My first foray into the medical world was working at Dubbo
Base Hospital before moving to the University of Sydney, School of Rural Health. I moved to Dubbo about four years ago. I feel comfortable in the country having grown up in Casino (the ‘Beef Capital’). When I was very young my dad worked for the Department of Agriculture and we lived at the Trangie Ag Station.
I do a lot of the timetabling at the School of Rural Health
across the different medical streams and work out all the logistics of the terms that the students are doing. The terms that I look after are general practice, psychiatry, obstetrics and gynaecology and paediatrics.
I organise the students: where they have to be during the week, organise their exams, talk to the different health professionals to line up when they do their teaching sessions, and I am there to support the students if things are not going well.
I am someone who does not teach them directly, but I am like
a high school coordinator, someone who helps guide them.

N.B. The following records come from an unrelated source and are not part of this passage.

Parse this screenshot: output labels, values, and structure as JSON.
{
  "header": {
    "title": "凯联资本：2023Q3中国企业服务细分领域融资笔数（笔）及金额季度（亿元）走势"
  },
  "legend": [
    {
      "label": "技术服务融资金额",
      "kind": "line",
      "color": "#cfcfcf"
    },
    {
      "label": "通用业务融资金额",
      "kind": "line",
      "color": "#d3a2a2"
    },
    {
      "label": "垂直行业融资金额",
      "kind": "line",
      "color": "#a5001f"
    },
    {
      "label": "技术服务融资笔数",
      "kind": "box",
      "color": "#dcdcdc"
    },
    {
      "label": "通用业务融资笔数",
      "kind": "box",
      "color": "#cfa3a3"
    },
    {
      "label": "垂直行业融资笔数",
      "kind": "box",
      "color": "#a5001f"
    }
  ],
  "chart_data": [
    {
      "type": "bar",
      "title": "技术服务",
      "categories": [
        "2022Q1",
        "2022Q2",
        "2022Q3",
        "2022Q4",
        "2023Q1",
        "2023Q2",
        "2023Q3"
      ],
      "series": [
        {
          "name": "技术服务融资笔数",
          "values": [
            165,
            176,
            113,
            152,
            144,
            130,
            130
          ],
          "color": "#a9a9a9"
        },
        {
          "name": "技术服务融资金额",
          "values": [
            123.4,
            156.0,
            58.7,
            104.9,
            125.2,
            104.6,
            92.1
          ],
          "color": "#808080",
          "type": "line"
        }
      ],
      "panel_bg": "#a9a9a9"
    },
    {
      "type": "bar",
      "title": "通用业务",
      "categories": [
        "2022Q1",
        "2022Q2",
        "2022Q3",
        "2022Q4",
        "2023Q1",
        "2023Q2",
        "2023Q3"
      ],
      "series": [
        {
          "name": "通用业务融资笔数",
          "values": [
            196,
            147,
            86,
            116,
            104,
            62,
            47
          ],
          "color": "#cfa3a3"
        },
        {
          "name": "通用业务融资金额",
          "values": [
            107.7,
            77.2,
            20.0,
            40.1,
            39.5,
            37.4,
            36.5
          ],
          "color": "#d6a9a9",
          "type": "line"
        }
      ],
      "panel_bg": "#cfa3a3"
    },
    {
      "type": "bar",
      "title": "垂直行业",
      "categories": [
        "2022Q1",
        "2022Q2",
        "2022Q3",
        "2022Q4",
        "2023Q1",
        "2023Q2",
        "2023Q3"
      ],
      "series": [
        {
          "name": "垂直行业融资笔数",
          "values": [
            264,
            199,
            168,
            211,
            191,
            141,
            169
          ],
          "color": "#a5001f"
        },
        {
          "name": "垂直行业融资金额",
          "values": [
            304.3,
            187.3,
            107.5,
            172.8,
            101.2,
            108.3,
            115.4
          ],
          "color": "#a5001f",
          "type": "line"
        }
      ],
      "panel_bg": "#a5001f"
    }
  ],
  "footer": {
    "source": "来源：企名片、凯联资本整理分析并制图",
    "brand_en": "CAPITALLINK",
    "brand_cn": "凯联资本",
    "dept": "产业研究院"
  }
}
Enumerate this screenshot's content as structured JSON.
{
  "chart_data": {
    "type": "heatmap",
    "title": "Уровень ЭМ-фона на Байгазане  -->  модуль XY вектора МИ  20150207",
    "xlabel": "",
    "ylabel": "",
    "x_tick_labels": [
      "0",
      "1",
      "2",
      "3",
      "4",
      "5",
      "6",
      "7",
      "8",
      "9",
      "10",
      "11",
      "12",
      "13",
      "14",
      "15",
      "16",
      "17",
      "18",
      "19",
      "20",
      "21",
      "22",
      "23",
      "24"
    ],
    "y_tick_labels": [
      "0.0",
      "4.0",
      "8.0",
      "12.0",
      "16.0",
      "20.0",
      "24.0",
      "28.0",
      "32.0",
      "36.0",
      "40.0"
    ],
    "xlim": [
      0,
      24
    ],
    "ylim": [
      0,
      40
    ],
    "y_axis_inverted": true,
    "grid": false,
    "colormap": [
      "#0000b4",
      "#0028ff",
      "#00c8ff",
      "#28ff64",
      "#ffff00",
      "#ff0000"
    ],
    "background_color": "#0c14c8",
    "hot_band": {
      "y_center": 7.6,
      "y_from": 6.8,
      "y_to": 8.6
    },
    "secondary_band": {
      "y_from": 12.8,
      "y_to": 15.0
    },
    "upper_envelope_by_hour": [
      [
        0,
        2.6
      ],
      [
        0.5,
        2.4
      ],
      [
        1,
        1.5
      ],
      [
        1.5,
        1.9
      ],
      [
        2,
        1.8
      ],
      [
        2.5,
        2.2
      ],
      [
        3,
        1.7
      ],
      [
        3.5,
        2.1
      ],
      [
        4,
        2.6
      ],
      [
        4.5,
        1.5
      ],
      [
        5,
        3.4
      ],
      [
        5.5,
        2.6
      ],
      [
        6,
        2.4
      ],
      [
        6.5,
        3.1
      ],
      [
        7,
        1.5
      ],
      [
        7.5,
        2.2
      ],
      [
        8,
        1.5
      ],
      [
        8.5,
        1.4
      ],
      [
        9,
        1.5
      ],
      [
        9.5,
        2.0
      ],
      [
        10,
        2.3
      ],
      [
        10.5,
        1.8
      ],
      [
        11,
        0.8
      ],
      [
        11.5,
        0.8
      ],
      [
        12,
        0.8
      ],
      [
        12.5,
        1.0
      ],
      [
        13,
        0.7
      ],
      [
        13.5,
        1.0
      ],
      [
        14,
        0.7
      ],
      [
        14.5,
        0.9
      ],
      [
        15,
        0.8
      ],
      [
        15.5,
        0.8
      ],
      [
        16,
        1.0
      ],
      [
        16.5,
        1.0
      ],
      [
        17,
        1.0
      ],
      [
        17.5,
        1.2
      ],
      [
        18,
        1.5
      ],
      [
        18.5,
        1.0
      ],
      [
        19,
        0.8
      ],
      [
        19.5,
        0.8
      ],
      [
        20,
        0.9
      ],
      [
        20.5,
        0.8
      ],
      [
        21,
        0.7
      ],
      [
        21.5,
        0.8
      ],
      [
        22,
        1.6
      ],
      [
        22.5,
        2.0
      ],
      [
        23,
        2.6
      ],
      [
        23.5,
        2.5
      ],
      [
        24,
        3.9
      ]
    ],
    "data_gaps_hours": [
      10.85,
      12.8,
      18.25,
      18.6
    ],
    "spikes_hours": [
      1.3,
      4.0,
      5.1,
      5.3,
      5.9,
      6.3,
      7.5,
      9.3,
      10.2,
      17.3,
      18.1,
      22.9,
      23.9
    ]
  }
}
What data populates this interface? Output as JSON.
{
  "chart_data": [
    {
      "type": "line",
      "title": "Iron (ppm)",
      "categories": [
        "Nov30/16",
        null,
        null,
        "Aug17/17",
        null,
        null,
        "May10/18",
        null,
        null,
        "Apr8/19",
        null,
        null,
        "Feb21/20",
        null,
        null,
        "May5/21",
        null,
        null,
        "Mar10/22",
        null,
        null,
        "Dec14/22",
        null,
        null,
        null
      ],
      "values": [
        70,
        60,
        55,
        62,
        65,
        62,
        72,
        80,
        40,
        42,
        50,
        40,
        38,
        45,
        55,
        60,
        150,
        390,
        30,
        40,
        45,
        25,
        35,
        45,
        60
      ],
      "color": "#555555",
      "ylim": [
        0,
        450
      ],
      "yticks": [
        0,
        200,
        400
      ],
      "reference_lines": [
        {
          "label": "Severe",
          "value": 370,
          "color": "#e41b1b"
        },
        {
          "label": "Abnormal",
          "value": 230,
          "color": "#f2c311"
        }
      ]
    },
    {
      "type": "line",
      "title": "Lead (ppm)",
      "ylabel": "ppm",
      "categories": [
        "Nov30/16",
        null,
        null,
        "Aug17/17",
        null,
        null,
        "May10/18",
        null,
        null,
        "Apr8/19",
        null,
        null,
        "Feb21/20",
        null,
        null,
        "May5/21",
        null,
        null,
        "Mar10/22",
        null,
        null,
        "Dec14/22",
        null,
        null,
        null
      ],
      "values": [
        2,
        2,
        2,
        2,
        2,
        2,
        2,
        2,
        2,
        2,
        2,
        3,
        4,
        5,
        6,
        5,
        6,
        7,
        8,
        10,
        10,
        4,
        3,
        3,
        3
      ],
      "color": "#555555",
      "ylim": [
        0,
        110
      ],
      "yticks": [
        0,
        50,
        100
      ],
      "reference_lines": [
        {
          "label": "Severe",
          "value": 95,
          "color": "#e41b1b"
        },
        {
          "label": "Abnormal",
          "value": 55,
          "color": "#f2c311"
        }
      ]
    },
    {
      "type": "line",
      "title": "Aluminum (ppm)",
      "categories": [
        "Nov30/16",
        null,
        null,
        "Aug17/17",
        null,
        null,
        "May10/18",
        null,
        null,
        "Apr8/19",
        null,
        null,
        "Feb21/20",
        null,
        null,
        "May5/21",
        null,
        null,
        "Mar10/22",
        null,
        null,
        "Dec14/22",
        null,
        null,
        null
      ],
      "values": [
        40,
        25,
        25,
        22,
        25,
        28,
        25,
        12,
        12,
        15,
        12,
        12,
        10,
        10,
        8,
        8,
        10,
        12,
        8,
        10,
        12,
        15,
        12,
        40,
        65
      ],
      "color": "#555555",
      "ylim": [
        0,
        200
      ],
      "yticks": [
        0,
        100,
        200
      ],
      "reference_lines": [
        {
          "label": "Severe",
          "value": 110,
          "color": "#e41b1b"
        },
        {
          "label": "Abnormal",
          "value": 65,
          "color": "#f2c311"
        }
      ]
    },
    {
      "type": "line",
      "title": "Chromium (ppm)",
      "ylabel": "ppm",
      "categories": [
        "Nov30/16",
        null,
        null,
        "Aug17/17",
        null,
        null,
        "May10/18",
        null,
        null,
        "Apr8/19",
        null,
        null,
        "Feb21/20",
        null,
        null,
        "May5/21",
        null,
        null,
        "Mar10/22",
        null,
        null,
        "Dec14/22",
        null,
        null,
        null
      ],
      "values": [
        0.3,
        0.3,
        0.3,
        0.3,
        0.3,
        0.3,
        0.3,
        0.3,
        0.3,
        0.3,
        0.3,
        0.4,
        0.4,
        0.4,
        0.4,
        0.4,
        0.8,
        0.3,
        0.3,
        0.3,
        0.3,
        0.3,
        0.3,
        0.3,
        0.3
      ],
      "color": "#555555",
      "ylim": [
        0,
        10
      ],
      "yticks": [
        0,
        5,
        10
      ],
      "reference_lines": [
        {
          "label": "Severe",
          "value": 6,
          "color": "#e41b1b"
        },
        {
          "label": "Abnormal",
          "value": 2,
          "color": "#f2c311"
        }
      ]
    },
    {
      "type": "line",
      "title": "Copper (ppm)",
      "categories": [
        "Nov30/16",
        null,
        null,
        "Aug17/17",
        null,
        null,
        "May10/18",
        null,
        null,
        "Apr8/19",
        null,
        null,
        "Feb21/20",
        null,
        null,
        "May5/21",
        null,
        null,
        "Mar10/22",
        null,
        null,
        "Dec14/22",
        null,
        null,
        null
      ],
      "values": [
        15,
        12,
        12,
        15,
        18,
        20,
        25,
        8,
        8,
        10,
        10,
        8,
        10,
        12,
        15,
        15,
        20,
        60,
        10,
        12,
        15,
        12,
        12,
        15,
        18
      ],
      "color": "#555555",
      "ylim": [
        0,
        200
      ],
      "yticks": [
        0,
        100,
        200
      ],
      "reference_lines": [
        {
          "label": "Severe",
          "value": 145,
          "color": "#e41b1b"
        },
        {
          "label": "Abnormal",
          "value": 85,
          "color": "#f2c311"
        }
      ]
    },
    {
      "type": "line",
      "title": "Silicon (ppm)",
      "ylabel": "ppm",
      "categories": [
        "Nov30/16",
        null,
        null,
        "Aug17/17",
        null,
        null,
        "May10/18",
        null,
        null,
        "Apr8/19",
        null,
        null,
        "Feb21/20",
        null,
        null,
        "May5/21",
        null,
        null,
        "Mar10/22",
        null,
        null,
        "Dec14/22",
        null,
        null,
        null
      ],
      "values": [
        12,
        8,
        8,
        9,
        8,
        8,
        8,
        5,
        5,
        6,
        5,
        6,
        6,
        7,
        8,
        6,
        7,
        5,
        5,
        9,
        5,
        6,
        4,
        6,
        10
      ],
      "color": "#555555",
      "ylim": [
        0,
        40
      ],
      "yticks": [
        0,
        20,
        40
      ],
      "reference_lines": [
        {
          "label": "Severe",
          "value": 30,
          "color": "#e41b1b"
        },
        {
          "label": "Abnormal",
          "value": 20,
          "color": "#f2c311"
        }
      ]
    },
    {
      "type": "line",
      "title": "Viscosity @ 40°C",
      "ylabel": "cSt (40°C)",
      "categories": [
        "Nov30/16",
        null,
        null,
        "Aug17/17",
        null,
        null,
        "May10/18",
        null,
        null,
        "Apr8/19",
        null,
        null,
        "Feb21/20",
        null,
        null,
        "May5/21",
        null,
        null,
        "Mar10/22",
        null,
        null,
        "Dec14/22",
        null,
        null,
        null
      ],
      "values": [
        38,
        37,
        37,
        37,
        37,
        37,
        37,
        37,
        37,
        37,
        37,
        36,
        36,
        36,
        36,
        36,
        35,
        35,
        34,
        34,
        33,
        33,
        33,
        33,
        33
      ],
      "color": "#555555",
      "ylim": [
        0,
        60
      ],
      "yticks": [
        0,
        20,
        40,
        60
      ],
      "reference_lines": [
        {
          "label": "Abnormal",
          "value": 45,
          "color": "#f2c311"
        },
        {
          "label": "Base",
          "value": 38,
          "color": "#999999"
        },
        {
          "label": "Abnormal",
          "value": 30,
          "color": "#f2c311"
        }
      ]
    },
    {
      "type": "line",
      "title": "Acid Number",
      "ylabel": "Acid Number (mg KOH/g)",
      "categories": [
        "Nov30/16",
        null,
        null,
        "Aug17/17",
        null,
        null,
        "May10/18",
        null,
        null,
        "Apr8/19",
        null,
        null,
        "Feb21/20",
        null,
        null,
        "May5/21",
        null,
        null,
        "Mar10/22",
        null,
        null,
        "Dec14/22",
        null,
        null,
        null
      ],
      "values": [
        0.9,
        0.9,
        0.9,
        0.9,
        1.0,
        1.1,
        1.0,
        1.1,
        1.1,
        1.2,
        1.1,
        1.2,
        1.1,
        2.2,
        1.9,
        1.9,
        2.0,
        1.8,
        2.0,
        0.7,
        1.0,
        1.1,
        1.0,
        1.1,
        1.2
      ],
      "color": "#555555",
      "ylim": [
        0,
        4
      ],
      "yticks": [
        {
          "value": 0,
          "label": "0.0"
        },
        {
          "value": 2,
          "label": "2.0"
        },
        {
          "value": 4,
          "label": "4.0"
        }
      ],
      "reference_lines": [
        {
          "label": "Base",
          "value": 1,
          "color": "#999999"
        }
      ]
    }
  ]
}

I guess it’s one of those roles that is sometimes forgotten about, the logistics type role behind the scenes to make sure everything happens the way it should. If you don’t hear from us it’s probably a good thing because everything is running smoothly.
When the students are on their general practice term we have a
week of tutorials that happen on the School of Rural Health premises, then after that first week we send students to a practice (for example Dubbo Medial Allied Health) in Dubbo for three weeks for exposure in that environment. After that we send them to a practice outside of Dubbo, in Brewarrina for example.
These students may have spent all of their life in Sydney so it is
good exposure for them.
They often comment on what a great experience it was,
especially about indigenous health. Our aim is that they enjoy the time they spend out there and hopefully one day they may choose to be a GP in a country community.
I’ve seen students go from medical student here through to being an intern at Dubbo Base, then a GP in Dubbo. Soon we will do
the whole medical curriculum here in Dubbo, and hopefully we will get more people applying to do medicine who have grown up here because they know that they don’t have to move to Sydney. We will look to place students in the outlying towns for longer, and it will coincide well with the hospital redevelopment.
I have been with the School of Rural Health for the last 12 months. I have enjoyed being able
to assist students through their medical education. It has been an exciting time as we work towards the School of Rural Health in Dubbo being able to provide the whole four years of medical education to those completing their degree through the University of Sydney.
I recently married a lovely registered nurse at Dubbo Hospital.
We are currently renovating our house and I like to do triathlons (badly).